The number of dead and missing rose to more than 74,000, with a further 247,000 hurt.

But aftershocks, heavy snow on mountain passes, rain and the threat of disease have complicated relief efforts.

Thousands of children died when their schools crumbled around them, prompting widespread claims that corruption fatally compromised the buildings' strength.

Hundreds of distraught relatives placed wreaths along the road leading to Fuxing primary school in Wufu, where at least 127 children were crushed to death.
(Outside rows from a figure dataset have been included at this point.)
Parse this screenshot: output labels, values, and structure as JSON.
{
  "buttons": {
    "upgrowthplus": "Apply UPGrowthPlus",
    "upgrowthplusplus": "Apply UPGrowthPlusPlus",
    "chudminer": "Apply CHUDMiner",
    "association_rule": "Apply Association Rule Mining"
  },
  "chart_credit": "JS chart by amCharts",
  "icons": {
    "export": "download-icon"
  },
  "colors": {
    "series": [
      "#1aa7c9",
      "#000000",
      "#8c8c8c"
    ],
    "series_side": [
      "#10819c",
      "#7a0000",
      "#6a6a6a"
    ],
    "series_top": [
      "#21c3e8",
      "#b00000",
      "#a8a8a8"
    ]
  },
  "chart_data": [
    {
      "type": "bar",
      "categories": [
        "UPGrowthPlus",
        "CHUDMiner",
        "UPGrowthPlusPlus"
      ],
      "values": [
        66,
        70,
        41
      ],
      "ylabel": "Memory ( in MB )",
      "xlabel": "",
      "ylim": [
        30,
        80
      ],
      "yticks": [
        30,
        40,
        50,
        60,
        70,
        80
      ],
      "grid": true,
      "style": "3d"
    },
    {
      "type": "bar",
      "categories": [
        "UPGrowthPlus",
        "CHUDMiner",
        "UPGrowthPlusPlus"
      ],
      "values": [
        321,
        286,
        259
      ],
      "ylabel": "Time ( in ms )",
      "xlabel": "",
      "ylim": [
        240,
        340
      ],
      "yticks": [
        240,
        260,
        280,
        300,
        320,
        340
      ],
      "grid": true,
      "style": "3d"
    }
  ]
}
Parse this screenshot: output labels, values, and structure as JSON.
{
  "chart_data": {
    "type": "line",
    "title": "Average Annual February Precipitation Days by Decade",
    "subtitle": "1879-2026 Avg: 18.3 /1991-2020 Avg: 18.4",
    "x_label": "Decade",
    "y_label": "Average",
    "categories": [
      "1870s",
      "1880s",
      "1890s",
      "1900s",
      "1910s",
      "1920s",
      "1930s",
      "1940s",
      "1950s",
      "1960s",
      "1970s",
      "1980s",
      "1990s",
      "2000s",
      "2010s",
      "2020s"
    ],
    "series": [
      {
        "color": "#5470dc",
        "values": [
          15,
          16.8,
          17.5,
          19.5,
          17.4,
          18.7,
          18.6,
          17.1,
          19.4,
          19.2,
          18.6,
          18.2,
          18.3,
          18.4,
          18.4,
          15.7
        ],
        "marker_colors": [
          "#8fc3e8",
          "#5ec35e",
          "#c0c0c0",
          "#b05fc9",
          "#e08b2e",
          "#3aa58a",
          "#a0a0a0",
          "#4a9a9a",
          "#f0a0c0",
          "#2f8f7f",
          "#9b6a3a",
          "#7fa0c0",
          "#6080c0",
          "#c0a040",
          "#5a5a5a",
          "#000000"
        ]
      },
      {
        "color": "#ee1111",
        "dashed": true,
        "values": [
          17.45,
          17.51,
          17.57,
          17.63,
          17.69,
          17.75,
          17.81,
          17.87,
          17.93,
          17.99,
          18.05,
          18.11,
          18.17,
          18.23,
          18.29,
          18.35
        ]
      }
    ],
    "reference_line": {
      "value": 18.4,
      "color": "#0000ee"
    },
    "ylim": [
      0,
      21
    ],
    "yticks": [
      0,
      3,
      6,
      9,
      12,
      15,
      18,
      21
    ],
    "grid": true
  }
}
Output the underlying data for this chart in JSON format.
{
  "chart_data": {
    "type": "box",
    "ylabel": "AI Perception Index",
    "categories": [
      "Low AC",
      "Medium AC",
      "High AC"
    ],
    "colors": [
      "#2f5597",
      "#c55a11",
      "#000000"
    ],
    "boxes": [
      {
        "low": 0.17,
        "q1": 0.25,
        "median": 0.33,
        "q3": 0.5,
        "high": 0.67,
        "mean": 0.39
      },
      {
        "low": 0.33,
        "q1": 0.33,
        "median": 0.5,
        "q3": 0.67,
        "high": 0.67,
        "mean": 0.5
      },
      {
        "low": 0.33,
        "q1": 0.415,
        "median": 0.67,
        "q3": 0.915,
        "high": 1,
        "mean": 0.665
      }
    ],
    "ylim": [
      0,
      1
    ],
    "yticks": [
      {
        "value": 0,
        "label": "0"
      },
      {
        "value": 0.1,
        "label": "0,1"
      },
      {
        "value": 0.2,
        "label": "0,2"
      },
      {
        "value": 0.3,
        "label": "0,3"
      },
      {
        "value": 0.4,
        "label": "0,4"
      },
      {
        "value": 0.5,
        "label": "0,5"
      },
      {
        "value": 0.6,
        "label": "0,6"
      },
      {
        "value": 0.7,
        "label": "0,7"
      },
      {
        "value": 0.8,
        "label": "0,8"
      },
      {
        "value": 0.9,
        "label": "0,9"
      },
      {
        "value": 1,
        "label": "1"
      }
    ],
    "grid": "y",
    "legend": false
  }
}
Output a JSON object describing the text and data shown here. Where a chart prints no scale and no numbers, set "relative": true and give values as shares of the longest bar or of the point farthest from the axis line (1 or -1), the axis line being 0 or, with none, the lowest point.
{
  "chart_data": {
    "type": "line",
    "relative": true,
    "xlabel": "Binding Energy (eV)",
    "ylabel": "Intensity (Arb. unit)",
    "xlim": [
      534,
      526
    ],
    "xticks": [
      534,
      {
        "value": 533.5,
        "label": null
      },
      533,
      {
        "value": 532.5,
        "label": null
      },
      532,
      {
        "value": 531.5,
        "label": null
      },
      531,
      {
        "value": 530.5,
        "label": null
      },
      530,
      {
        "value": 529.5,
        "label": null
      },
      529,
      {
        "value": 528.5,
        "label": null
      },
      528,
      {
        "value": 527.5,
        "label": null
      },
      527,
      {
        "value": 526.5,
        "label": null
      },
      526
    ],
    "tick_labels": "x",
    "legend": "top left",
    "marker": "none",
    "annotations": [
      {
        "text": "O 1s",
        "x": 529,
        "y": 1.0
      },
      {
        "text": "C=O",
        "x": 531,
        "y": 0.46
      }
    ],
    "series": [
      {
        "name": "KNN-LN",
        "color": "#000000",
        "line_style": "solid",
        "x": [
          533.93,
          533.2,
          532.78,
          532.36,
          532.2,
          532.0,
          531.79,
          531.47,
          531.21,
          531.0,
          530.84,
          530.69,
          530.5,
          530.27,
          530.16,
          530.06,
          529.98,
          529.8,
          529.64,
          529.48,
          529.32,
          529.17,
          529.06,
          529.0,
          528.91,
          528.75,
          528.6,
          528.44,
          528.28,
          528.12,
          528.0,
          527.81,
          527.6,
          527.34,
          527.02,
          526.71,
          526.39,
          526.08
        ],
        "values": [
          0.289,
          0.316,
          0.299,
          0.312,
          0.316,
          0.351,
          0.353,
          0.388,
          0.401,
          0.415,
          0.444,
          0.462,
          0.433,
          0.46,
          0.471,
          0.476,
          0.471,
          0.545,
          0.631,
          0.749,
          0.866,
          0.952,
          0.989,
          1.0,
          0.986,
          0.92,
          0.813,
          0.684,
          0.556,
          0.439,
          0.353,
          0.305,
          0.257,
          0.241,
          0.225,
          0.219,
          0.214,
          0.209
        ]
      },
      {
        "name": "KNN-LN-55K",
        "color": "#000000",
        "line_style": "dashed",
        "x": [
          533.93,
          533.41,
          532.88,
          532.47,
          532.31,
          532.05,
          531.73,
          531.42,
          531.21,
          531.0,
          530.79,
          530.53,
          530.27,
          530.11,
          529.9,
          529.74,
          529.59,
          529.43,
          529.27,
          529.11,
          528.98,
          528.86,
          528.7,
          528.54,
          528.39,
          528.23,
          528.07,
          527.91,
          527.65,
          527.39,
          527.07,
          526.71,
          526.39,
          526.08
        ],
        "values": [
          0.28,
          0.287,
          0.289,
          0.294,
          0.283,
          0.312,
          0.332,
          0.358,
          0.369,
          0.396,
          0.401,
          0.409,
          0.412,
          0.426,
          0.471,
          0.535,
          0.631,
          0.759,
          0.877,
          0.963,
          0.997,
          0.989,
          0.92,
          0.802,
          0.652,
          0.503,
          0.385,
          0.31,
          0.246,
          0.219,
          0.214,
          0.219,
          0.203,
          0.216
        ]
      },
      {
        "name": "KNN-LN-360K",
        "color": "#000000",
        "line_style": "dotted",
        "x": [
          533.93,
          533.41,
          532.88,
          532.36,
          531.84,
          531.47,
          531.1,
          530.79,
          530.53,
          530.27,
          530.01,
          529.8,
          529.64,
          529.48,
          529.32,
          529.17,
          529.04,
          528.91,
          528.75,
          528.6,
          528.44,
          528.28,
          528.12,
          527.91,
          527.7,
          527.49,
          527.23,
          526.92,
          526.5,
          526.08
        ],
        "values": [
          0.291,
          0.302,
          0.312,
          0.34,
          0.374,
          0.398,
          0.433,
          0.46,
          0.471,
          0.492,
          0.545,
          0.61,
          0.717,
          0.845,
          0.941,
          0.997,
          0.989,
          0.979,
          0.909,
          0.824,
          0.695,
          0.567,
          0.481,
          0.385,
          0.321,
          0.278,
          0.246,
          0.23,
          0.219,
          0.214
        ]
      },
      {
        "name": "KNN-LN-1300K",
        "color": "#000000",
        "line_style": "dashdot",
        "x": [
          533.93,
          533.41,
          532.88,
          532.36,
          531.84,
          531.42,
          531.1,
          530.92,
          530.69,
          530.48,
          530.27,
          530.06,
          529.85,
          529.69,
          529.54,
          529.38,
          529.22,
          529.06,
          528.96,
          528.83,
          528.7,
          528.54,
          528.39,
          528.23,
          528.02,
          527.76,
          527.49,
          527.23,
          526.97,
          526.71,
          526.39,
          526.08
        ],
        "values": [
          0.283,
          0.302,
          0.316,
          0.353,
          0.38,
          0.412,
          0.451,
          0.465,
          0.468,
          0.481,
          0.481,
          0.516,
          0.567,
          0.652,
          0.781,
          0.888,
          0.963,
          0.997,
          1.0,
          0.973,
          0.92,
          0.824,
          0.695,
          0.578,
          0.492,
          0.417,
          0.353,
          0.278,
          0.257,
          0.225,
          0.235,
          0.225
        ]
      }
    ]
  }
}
They hoisted a banner reading, "The children did not die of a natural disaster but of an unsafe building."

"An answer must be given to our children," said Li Xiaoping, whose 11-year-old son was among the dead. "There is a problem with the buildings ... all the buildings here did not collapse except for this one building."

Li Rongrong, who heads the state-owned Assets Supervision and Administration Commission and is in charge of overseeing China's huge state sector, told a Beijing news conference that generally construction companies under him were very good.

But he added: "If these buildings (which collapsed) were built by major state-owned firms, we will take severe measures."

In Yinhua town, where more than 200 pupils died, a woman who lost her 13-year-old daughter said the school building had had two levels in 1993, but illegally added two more later.

"When it collapsed it was just fragments, not blocks. That shows how badly built it was," Luo Zaihong said.